Q. Could you tell us about your job in disaster management?
A column of smoke rising from Mount Merapi in Java. White belt-zones on its south slope are thought to be pyroclastic flows.
Disaster area from the May 2006 Java earthquake. The enlarged image is the Yogyakarta airport. Among the post-earthquake differences: the silty water, which looks brown in the image, has changed color.
Image from the 2007 Jakarta Flood. Blue indicates flooded areas.
I'm in charge of the Natural Resources and Environmental Monitoring Division of the Indonesian National Institute of Aeronautics and Space (Lembaga Penerbangan dan Antariksa Nasional - LAPAN). Our tasks include meteorological observation, weather forecasting, monitoring regions with frequent floods, classifying areas where there are frequent fires, monitoring forest fires and vegetation growth, and evaluating arable land for rice fields. It is also our job to conduct emergency observations when disasters occur. These activities are part of our disaster management program, with the aim of mitigating disasters in Indonesia.
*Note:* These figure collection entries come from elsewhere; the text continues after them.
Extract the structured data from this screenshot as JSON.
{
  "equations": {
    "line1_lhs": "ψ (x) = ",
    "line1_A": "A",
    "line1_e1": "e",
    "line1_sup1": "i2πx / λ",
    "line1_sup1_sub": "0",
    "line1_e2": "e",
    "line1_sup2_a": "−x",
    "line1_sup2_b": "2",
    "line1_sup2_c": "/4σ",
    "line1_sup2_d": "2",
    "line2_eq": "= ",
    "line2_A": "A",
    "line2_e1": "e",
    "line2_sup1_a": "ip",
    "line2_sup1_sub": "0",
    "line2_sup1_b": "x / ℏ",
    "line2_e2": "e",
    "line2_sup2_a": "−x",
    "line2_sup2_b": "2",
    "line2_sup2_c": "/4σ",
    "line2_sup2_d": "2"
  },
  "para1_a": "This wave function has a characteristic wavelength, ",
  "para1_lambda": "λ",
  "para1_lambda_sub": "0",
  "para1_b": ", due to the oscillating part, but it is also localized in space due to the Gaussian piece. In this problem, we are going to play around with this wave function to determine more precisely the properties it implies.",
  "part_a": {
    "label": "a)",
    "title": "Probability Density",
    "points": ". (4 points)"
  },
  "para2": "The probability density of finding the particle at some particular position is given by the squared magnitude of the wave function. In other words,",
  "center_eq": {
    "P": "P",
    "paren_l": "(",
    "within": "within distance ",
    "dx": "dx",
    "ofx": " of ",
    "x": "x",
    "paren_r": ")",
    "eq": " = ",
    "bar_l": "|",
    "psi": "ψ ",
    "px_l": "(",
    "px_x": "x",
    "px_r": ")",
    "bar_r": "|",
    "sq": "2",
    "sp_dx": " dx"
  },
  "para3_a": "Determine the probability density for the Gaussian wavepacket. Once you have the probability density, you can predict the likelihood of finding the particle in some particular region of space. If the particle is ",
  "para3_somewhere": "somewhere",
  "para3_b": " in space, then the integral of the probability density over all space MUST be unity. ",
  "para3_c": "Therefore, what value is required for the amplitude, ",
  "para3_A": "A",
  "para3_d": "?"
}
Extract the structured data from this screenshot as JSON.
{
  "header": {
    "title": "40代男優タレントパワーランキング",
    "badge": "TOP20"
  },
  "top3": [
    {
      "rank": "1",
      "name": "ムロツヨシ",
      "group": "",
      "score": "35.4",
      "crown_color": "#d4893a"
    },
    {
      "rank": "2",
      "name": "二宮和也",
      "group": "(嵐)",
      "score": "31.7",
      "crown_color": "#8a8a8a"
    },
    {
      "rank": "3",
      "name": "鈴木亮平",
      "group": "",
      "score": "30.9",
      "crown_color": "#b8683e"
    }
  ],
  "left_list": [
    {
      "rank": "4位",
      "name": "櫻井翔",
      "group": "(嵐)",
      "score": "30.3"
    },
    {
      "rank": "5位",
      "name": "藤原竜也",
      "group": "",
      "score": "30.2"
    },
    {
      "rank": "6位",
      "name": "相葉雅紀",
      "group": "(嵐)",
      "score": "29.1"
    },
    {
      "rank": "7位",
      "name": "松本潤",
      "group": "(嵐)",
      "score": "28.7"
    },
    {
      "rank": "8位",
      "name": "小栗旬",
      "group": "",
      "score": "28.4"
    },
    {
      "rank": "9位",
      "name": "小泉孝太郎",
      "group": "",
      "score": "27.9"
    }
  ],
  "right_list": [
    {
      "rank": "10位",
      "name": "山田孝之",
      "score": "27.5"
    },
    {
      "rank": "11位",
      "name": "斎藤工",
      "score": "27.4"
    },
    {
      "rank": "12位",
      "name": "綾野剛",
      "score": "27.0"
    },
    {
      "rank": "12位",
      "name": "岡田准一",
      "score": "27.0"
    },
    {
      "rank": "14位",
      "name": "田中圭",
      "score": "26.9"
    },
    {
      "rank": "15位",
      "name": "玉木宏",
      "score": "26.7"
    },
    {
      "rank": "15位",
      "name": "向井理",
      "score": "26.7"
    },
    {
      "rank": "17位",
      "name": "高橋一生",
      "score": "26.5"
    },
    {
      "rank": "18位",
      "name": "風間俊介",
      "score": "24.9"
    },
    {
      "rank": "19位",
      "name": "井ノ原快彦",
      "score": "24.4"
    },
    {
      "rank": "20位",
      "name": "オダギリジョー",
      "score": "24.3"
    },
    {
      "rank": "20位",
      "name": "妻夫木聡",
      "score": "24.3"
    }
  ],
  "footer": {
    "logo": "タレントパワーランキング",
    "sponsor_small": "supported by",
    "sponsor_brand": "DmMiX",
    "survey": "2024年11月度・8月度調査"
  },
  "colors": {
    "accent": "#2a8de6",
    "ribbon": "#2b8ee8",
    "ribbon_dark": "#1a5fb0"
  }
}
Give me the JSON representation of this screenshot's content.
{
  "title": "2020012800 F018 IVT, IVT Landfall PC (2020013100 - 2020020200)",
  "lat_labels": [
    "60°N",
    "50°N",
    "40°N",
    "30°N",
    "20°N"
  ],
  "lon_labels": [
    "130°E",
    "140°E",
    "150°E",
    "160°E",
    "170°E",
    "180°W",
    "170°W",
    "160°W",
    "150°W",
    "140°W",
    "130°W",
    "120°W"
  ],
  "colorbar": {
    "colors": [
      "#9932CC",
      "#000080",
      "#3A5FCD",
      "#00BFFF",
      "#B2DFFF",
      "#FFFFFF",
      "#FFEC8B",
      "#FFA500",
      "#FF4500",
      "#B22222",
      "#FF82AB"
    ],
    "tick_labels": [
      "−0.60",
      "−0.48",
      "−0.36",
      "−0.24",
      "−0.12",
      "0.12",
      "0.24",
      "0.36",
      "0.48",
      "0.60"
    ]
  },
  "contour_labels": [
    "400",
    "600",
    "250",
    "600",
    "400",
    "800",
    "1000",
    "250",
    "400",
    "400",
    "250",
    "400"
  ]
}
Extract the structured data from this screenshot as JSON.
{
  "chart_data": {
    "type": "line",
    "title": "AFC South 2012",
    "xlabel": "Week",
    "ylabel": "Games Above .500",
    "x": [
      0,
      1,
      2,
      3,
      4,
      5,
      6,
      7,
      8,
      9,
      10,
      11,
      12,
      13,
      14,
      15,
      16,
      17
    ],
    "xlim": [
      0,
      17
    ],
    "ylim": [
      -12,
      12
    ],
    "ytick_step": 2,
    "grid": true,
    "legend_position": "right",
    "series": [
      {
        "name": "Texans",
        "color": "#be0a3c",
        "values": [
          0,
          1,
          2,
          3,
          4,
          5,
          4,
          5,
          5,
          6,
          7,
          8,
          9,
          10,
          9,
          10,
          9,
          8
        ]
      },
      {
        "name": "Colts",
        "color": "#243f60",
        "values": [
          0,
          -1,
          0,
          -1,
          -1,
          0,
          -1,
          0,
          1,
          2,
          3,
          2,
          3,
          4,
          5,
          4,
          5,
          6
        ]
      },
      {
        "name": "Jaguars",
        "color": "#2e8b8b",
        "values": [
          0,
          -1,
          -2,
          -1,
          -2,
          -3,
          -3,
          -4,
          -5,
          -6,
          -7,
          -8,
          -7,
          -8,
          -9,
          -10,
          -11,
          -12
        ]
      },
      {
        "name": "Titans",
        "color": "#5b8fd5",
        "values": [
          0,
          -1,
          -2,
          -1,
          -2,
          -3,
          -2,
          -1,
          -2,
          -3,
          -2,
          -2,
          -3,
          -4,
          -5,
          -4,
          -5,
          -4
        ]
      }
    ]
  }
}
Q. What are the problems Indonesia is facing today with regards to disaster management?
Indonesia is a large country located near the equator in the Pacific Ring of Fire, and consequently suffers from water and geological disasters, and land degradation. Our current problems are a shortage of tsunami data, a low awareness of the overall effects of disasters, and insufficient cooperation between data suppliers and LAPAN.
Natural disaster management requires data acquired by remote sensing satellites. Information about potential dangers, such as climate, extreme weather, earthquakes, landslides, tsunami, volcanoes, and forest and land fires, is most relevant, so I'd like to establish further cooperation with data suppliers such as JAXA, and make good use of their satellite data. I'm also hoping that, by combining the satellite data with other information, we will be able to contribute to solving certain social problems, including disasters.
Q. In what ways do you expect satellites to assist with disaster management?
Satellite images are used for prevention and preparedness, to assess the scope of potential disasters and help mitigate damage that could occur. Upon occurrence of a disaster, the images are used to determine the extent of the damage and the location of refuge areas. In post-disaster management, they are used for reconstruction and sustainable development activities.
In Indonesia, images acquired by the Earth observation satellite Daichi (ALOS : Advanced Land Observing Satellite) have already been used many times to conduct emergency observations of such disasters as the eruption of Mount Merapi in Central Java in May 2006, the earthquake in Jogjakarta in May 2006, the floods in Jakarta in February 2007, and the earthquake in West Sumatra in March 2007. Daichi's images have proven to be extremely helpful for disaster support activities in Indonesia. If we can receive and use timely data, I think it will be possible for us to better manage disasters.
Q. What are your thoughts on Sentinel Asia, the project for sharing disaster information in the Asia-Pacific region, which JAXA is also involved with?
Sentinel Asia has enabled us to respond to disasters promptly, and I have been very satisfied with its activities thus far. Having said that, it has only been a year since the project started, so there is still room for improvement, including the upgrading of online information. In the future, I'd like to see the activities of Sentinel Asia reinforced and expanded, and more data be made available. For this to happen, all Asian countries will need to become aware of the significance of the project, and participate.
Q. How do you think Indonesia's disaster activities should change in the future?
Our country has had a series of natural disasters since the destructive tsunami in 2004, and the experiences have taught us the importance of preparedness and of raising awareness of disaster management. In my view, related ministries and research institutes should strengthen nationwide and international cooperative efforts, in order to minimize human casualties and the economic and social costs of disasters. Also, we will need to improve our knowledge base in the use of satellite technology and data, in order to make best use of information acquired by satellites for disaster management.
Q. Do you have any suggestions for JAXA in the future?
I hope that JAXA will continue to improve satellite technology and its applications, and continue to contribute to protecting developing Asian nations from disasters.
Head of the Natural Resources and Environmental Monitoring Division of the Indonesian National Institute of Aeronautics and Space (LAPAN).
After obtaining her B.Sc. at Bandung Institute of Technology (Institut Teknologi Bandung) in 1985, Dr. Roswintiarti studied at North Carolina State University in the United States, where she received her M.Sc. in 1991, and a Ph.D. in Atmospheric Sciences in 1999. In 1986, she joined LAPAN as a research scientist in remote sensing applications.